Ada yang menarik menjelang aksi ini. Yaitu sikap Kapolri yang sedikit lebay dan tanpak cendrung pembelaannya pada Ahok. Kapolri dinilai oleh peserta aksi (umat Islam) saat ini berada dalam barisan pendukung Ahok. Bahkan menjadi ‘tameng Ahok’. Beberapa kali pernyataan Tito mengindikasikan itu.
“Kalau itu (demo 25 November) terjadi, masyarakat bisa menilai sendiri. Karena masyarakat kita sekarang sudah pada pintar. Dan masyarakat tidak mudah dipengaruhi,” ujar Tito saat berkunjung ke Mapolda Metro Jaya, Rabu (16/11/2016). “Saya minta semua pihak konsisten. Kalau isunya memang masalah dugaan penistaan agama, gampang saja, kita ikuti saja proses hukumnya,” Tambahnya
Ntah apa yang melandasi – tapi sepertinya ini karena kepentingan personal Tito saja. Baik kepentingannya bersama Ahok atau kepentingannya untuk berhadapan dengan umat Islam dan ormas Islam.
Butuh di ketahui, Kapolri Tito Karnavian ini satu satunya Kapolri lulus s3 dan bergeral Phd. Desertasinya seputar gerakan Islam. Karenanya wajar pemikirannya sudah tercekoki dengan buruknya gerakan Islam.

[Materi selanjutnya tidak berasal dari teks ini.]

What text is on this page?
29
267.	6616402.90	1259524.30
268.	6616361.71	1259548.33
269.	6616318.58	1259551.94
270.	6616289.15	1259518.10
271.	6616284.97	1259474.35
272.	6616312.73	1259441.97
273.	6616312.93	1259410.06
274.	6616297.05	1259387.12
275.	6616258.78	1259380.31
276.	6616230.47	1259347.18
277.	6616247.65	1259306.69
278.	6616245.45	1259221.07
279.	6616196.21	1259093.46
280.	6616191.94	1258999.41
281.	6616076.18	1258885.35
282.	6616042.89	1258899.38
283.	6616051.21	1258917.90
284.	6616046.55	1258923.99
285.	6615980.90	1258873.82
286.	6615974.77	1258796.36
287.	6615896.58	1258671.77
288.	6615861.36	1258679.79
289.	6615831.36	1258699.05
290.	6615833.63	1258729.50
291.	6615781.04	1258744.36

Itulah yang melanggengkan dia pada posisi densus 88 dahulu. Sudah bukan rahasia umum, kalau densus 88 dahulu sudah menembak mati di duga teroris tanpa proses peradilan. Cara berfikir sarkas anti mainstream umat Islam ada pada dirinya. Dia selalu selalu skeptis terhadap gerakan Islam. Akhirnya dia selalu berasumsi buruk gerakan Islam, termasuk Saat umat islam membela Agamanya. Inilah yang menjadi latar betapa pentingnya Kapolri untuk menghempang gerakan Islam.
Hal ini dipertegas fakta bahwa di beberapa daerah Kapolda, Kapolres relatif mengapresiasi aksi yang dilakukan masyarakat. Bahkan di Medan, Kapolda Sumut ikut berjalan bersama peserta aksi dalam aksi bela Islam jilid 2 lalu. Ini bukti Bahwa melawan umat islam kapolri berdiri sendiri.
Ditambah lagi, Kapolri berkali kali mencoba bangun opini bahwa aksi ini adalah aksi ‘bermasalah’. Mulai dari aksi yang di tunggangi aktor politik, gerakan khilafah sampe adanya upaya makar dalam aksi bela Islam ini. Terbaru malah kapolri meminta semua gubernur untuk larang warganya ikut aksi 212 di Jakarta. Tentu saja ini menambah preseden buruk kepolisian. Karenanya wajar kalau berbagai tokoh berkomentar pedas kepada Kapolri.
Tentu saja kita menilai wajar para tokoh dan polisi ini memandang kapolri sedemian parahnya. Karena sejarah perjalanan bangsa ini, baru ini kapolri tunduk pada kepentingan politik.
Melihat begitu sangar dan sadisnya Kapolri, maka titah Amerika sebagai negera pemimpin perang melawan terorisme menjadi sangat nyata. Itulah menjadi jawaban kenapa Amerika tidak hadir dalam opini TangkapAhok. Padahal seperti biasa Amerika sering mengkomentari urusan dalam negeri indonesia. Apalagi kalau urusan Intoleransi.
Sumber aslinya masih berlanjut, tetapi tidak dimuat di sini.